In private letter ruling (PLR) 201436033, the IRS considered a transaction that involved the back-to-back distributions of a real estate investment trust (REIT). In the first distribution under the facts of the ruling, a partnership distributed a newly formed REIT (Controlled) to the partnership's partners, one of which was another REIT (Distributing). In a second distribution, Distributing distributed its stock in Controlled to Distributing's shareholders pro-rata. The IRS ruled that Distributing's distribution of Controlled qualified as a tax-free spinoff under Section 355.      

Distributing was the sole general partner in the partnership. To separate the business lines of the partnership, the partnership contributed certain assets and liabilities to Controlled. The partnership then distributed all the outstanding stock of Controlled pro-rata to its partners, which included Distributing and various limited partners.

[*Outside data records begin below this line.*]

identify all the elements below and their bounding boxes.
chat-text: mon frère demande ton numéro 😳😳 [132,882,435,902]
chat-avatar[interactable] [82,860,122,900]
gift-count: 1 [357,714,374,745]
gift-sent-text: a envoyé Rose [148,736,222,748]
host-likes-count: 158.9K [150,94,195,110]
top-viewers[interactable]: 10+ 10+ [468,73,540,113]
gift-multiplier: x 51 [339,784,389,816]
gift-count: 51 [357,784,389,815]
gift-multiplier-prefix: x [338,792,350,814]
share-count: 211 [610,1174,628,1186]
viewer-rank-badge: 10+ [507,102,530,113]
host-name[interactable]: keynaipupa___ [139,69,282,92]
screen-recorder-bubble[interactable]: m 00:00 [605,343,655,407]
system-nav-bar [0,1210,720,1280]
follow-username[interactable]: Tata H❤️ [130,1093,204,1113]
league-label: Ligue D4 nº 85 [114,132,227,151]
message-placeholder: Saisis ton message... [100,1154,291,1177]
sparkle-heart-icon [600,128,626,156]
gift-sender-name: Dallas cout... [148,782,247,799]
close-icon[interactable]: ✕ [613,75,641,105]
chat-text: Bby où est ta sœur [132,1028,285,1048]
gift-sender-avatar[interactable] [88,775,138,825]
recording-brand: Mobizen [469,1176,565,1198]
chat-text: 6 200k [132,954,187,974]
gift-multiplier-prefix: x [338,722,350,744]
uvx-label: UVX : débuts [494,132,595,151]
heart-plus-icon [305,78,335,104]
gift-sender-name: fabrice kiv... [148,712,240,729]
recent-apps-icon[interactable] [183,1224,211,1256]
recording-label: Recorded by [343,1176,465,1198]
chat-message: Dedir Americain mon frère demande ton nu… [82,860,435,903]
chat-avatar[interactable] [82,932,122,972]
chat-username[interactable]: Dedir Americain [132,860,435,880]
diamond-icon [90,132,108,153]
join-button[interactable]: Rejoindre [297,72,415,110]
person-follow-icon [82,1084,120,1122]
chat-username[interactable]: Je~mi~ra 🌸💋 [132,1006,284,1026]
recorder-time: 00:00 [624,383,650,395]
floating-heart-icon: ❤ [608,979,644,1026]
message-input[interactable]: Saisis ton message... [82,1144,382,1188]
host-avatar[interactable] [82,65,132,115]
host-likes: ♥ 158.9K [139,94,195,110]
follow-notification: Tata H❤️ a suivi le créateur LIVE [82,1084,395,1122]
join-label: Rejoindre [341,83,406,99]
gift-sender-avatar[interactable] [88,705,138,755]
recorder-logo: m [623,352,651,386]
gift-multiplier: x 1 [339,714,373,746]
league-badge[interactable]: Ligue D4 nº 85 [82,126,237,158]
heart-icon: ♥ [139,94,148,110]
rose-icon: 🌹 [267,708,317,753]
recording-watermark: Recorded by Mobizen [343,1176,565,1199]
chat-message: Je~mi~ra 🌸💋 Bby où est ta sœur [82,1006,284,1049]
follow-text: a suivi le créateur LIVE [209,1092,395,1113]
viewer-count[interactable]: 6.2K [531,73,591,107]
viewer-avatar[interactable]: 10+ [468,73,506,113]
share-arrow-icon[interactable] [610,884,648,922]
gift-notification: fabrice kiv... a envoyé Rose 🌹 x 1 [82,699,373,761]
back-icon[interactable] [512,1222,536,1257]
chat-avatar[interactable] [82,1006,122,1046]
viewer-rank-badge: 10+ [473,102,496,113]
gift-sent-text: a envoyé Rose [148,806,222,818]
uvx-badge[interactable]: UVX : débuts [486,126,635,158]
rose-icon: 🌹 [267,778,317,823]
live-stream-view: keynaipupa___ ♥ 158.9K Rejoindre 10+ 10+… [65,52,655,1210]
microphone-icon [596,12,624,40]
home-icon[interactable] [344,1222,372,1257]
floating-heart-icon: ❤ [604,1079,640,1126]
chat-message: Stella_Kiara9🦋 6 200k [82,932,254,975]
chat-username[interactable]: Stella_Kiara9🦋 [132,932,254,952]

The IRS ruled that the second distribution, mentioned above, was a tax-free spinoff under Section 355. Generally, to qualify as a tax-free spinoff under Section 355, the distributing corporation must control the controlled corporation "immediately before" the spinoff and must not acquire such control in a taxable acquisition during the five-year period preceding the distribution.   

Though not specifically stated in the PLR, Distributing presumably owned at least 80% of the combined voting power and 80% of the total number of shares of Controlled, constituting control as defined by Section 368(c), immediately before the second distribution. In addition, the PLR indicates that Distributing's acquisition of newly formed Controlled from the partnership does not violate Section 355's control test.